Monographs Details: Claopodium
Authority: Sharp, Aaron J., et al. 1994. The Moss Flora of Mexico. Part Two: Orthotrichales to Polytrichales. Mem. New York Bot. Gard. 69 (2)
Scientific Name:Claopodium
Description:Genus Description - Plants slender to moderately robust, in thin, dark- to light-green, yellowish, or brownish mats. Stems creeping, irregularly to pinnately branched; paraphyllia usually present but few, scale-like, rarely branched. Stem and branch leaves ± uniform, usually somewhat concave, incurved when dry, ± spreading when moist. Stem leaves gradually or abruptly acuminate and sometimes hair-pointed, from an ovate base; margins usually plane, often toothed above; costa single, mostly ending below the apex, pellucid; cells small, rounded-angular or hexagonal to oblong or rhombic (longer near costa at base), unipapillose to pluripapillose, often smooth and ± elongate in a marginal row. Branch leaves more crowded, with shorter acumina. Dioicous. Perichaetial leaves erect, pale, gradually or abruptly long-acuminate from an oblong- or oblong-lanceolate base, entire or serrulate above; costa slender; cells elongate and smooth.
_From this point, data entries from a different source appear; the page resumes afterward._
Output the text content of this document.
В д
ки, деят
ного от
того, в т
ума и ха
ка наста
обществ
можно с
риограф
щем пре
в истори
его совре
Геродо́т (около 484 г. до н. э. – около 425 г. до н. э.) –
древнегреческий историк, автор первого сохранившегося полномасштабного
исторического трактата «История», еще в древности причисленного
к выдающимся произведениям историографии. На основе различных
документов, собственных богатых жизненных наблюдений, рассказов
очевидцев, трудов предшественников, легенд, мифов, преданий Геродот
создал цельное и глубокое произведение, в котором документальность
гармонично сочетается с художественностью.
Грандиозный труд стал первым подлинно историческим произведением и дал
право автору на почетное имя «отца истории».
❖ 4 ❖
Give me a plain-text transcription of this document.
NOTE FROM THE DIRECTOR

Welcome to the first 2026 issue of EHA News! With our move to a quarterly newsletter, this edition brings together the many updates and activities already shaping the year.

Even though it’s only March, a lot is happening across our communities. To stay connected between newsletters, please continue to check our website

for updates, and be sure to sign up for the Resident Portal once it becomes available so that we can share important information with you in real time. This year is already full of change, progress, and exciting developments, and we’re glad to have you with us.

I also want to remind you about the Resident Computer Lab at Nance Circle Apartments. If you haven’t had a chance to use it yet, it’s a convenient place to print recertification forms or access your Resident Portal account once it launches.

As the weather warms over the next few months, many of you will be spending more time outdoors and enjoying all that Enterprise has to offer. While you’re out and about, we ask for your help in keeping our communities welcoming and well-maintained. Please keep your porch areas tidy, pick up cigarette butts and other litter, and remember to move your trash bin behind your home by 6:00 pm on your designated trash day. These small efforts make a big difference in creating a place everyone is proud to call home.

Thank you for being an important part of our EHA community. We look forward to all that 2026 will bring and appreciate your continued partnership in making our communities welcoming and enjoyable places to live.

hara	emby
Setae elongate, slender, reddish, smooth or rough; capsules inclined to horizontal, asymmetric, sometimes slightly curved, oblong-oval, short-necked, brown; annulus deciduous; operculum high-conic to rostrate; exostome teeth yellow, cross-striolate, bordered, trabeculate at back; endostome smooth or finely papillose, consisting of a high basal membrane, keeled and perforate segments, and nodose cilia in groups of 1-3, usually well developed. Spores small, smooth.


Buck and Crum (1990) tentatively referred Claopodium to the Leskeaceae. The genus has much the same aspect as Thuidium and, hke that genus, a perfect, hypnoid peristome, but it is scarcely in close relationship with Thuidium or even the Thuidiaceae. Claopodium differs from Thuidium in having similar stem and branch leaves, non-papillose apical cells of branch leaves, and few or no paraphyllia (that are non-papillose).